Jeffrey E. Gundlach, ex-bond manager and darling of Trust Company of the West (TCW), received a jury award of $66.7 million in damages despite being found liable for breaching his fiduciary duty and stealing trade secrets at his former firm.
After two days of jury deliberations, Gundlach and three co-defendants were found liable on Friday for breach of fiduciary duty and taking trade secrets from their the mutual fund after he was fired in December 2009. Gundlach was also found liable for interfering with investor contracts.
The verdict, however, was a mixed bag as the jury awarded no damages to TCW for the breach and contract claims, finding that documents and electronic files that Gundlach and his co-defendants took from TCW were not stolen maliciously. As part of a related countersuit filed against TCW, Gundlach and his co-defendants were awarded $66.7 million because of his claim that he was owed millions of dollars in fees for the funds he managed.

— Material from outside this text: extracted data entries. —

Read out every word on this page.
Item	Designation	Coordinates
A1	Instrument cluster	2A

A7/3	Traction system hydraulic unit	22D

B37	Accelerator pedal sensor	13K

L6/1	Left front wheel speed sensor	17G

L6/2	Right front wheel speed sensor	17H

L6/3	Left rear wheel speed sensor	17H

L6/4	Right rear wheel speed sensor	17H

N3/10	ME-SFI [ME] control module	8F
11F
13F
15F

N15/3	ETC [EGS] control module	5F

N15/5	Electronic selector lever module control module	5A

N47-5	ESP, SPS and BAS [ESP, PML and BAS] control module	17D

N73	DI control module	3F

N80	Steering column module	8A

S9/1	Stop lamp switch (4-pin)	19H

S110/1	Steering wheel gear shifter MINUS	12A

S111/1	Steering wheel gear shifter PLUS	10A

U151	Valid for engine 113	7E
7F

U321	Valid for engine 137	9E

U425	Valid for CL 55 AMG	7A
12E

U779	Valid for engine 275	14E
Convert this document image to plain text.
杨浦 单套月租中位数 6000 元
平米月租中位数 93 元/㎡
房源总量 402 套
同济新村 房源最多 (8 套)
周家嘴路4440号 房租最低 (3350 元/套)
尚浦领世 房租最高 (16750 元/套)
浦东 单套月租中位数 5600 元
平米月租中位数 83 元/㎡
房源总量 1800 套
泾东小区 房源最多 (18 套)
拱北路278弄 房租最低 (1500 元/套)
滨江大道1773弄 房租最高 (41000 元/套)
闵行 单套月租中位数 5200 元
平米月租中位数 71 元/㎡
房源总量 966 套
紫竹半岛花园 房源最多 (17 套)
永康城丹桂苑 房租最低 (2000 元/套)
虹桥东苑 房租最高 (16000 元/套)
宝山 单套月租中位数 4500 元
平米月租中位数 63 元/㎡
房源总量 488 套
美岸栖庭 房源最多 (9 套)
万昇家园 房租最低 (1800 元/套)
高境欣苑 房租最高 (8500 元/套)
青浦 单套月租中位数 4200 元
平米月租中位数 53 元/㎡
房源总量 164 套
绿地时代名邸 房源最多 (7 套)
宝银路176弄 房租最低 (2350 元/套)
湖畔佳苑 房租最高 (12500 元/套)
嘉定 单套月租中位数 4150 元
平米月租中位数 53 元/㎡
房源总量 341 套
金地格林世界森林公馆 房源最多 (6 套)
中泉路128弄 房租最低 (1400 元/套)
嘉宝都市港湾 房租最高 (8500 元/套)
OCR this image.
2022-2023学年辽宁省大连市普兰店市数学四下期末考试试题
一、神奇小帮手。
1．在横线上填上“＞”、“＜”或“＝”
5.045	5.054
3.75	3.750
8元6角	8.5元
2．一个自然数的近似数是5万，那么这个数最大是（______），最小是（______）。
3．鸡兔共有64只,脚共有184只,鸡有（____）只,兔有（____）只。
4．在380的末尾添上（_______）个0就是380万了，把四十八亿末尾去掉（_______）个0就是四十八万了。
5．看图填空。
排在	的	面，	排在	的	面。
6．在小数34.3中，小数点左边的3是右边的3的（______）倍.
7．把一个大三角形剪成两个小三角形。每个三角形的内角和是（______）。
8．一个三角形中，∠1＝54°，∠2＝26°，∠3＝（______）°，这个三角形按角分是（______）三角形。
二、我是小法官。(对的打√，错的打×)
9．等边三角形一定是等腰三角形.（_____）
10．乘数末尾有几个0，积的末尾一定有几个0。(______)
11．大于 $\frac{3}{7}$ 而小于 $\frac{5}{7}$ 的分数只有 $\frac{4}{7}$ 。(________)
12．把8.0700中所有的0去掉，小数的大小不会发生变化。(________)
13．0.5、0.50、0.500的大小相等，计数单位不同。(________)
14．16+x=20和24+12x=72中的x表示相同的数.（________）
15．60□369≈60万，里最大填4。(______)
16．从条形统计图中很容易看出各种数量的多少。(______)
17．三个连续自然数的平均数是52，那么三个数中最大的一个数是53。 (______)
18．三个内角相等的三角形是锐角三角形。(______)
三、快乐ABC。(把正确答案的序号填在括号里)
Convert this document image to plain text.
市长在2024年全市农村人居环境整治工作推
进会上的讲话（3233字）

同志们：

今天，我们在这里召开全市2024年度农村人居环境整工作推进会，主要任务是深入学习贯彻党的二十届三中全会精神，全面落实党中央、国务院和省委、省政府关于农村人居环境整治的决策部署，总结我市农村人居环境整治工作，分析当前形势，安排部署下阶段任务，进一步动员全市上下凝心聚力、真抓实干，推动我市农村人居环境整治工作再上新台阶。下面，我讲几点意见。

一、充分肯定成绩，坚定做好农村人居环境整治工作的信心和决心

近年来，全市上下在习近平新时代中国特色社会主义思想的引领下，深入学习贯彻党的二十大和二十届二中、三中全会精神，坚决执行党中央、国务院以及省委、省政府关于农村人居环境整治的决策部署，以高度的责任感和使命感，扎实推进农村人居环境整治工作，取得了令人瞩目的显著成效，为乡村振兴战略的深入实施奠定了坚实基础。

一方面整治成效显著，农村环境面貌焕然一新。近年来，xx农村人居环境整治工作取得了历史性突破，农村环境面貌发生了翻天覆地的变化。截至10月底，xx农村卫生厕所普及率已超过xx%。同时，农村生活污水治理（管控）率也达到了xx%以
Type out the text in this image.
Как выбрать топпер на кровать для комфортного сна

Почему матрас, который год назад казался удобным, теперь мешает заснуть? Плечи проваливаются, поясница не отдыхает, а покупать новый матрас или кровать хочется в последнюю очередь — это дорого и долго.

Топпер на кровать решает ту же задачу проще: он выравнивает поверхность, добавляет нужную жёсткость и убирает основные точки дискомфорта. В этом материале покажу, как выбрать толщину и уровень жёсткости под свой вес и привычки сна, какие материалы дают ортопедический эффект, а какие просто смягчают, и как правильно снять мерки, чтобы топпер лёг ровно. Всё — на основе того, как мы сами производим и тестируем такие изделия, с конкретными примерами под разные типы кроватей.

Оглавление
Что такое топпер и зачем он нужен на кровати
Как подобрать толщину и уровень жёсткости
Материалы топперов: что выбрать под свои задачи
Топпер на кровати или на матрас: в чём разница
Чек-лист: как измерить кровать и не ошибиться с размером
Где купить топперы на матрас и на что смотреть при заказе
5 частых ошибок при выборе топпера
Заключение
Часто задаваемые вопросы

Damages over the trade secrets issue – for which TCW is seeking $89 million – will be heard at a later date by Los Angeles County Superior Court Judge Carl J. West.
Both sides have claimed victory after the mixed verdict was announced with TCW claiming that the jury had validated the firm’s claims, while Gundlach’s side was pleased with the monetary award.
TCW has not indicated whether they will pursue an appeal on Jeffrey Gundlach‘s back pay.